GIT-CERCS-14-01
Yuzhe Tang, Arun Iyengar, Wei Tan, Liana Fong, Ling Liu,
Write-Optimized Indexing for Log-Structured Key-Value Stores
The recent shift towards write-intensive workload on
big data (e.g., financial trading, social user-generated data
streams) has pushed the proliferation of the log-structured
key-value stores, represented by Google's BigTable, HBase
and Cassandra; these systems optimize write performance by
adopting a log-structured merge design. While providing key-
based access methods based on a Put/Get interface, these
key-value stores do not support value-based access methods,
which significantly limits their applicability in many web and
Internet applications, such as real-time search for all tweets
or blogs containing "government shutdown". In this paper,
we present HINDEX, a write-optimized indexing scheme
on the log-structured key-value stores.

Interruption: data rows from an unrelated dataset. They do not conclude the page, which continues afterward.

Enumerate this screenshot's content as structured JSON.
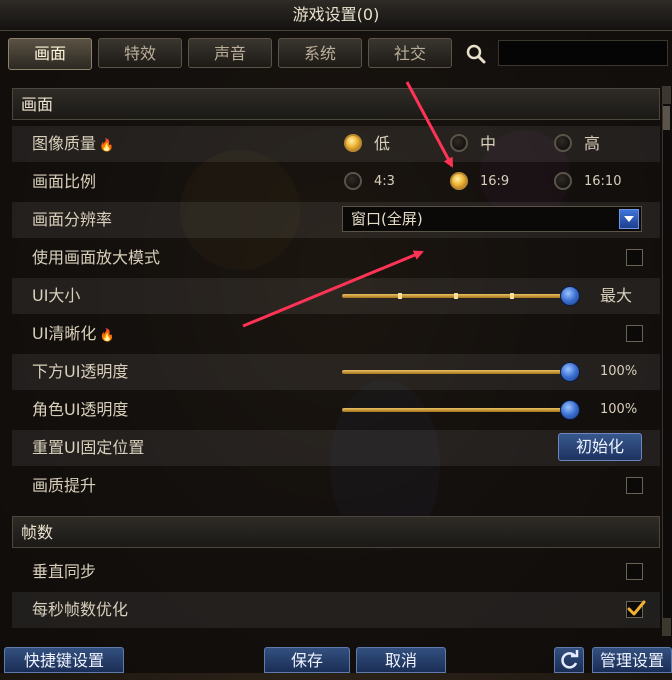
{
  "window": {
    "title": "游戏设置(0)"
  },
  "tabs": [
    {
      "label": "画面"
    },
    {
      "label": "特效"
    },
    {
      "label": "声音"
    },
    {
      "label": "系统"
    },
    {
      "label": "社交"
    }
  ],
  "search": {
    "value": "",
    "icon": "search-icon"
  },
  "sections": {
    "display": {
      "title": "画面"
    },
    "fps": {
      "title": "帧数"
    }
  },
  "settings": {
    "image_quality": {
      "label": "图像质量",
      "options": [
        "低",
        "中",
        "高"
      ],
      "selected": "低"
    },
    "aspect_ratio": {
      "label": "画面比例",
      "options": [
        "4:3",
        "16:9",
        "16:10"
      ],
      "selected": "16:9"
    },
    "resolution": {
      "label": "画面分辨率",
      "value": "窗口(全屏)"
    },
    "zoom_mode": {
      "label": "使用画面放大模式",
      "checked": false
    },
    "ui_size": {
      "label": "UI大小",
      "value_label": "最大",
      "level": 1.0
    },
    "ui_sharpness": {
      "label": "UI清晰化",
      "checked": false
    },
    "bottom_ui_opacity": {
      "label": "下方UI透明度",
      "value_label": "100%",
      "level": 1.0
    },
    "char_ui_opacity": {
      "label": "角色UI透明度",
      "value_label": "100%",
      "level": 1.0
    },
    "reset_ui": {
      "label": "重置UI固定位置",
      "button": "初始化"
    },
    "quality_boost": {
      "label": "画质提升",
      "checked": false
    },
    "vsync": {
      "label": "垂直同步",
      "checked": false
    },
    "fps_opt": {
      "label": "每秒帧数优化",
      "checked": true
    }
  },
  "footer": {
    "shortcuts": "快捷键设置",
    "save": "保存",
    "cancel": "取消",
    "manage": "管理设置",
    "refresh_icon": "refresh-icon"
  },
  "colors": {
    "accent_gold": "#e9c160",
    "knob_blue": "#3a6fd0",
    "annotation_red": "#ff3355"
  }
}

To index intensively
updated big data in real time, the index maintenance is made
lightweight by a design tailored to the unique characteristic
of the underlying log-structured key-value stores. Concretely,
HINDEX performs append-only index updates, which avoids
the reading of historic data versions, an expensive operation
in the log-structure store. To fix the potentially obsolete
index entries, HINDEX proposes an offline index repair
process through tight coupling with the routine compactions.
HINDEX's system design is generic to the Put/Get interface;
we implemented a prototype of HINDEX based on HBase
without internal code modification. Our experiments show
that the HI NDEX offers significant performance advantage
for the write-intensive index maintenance.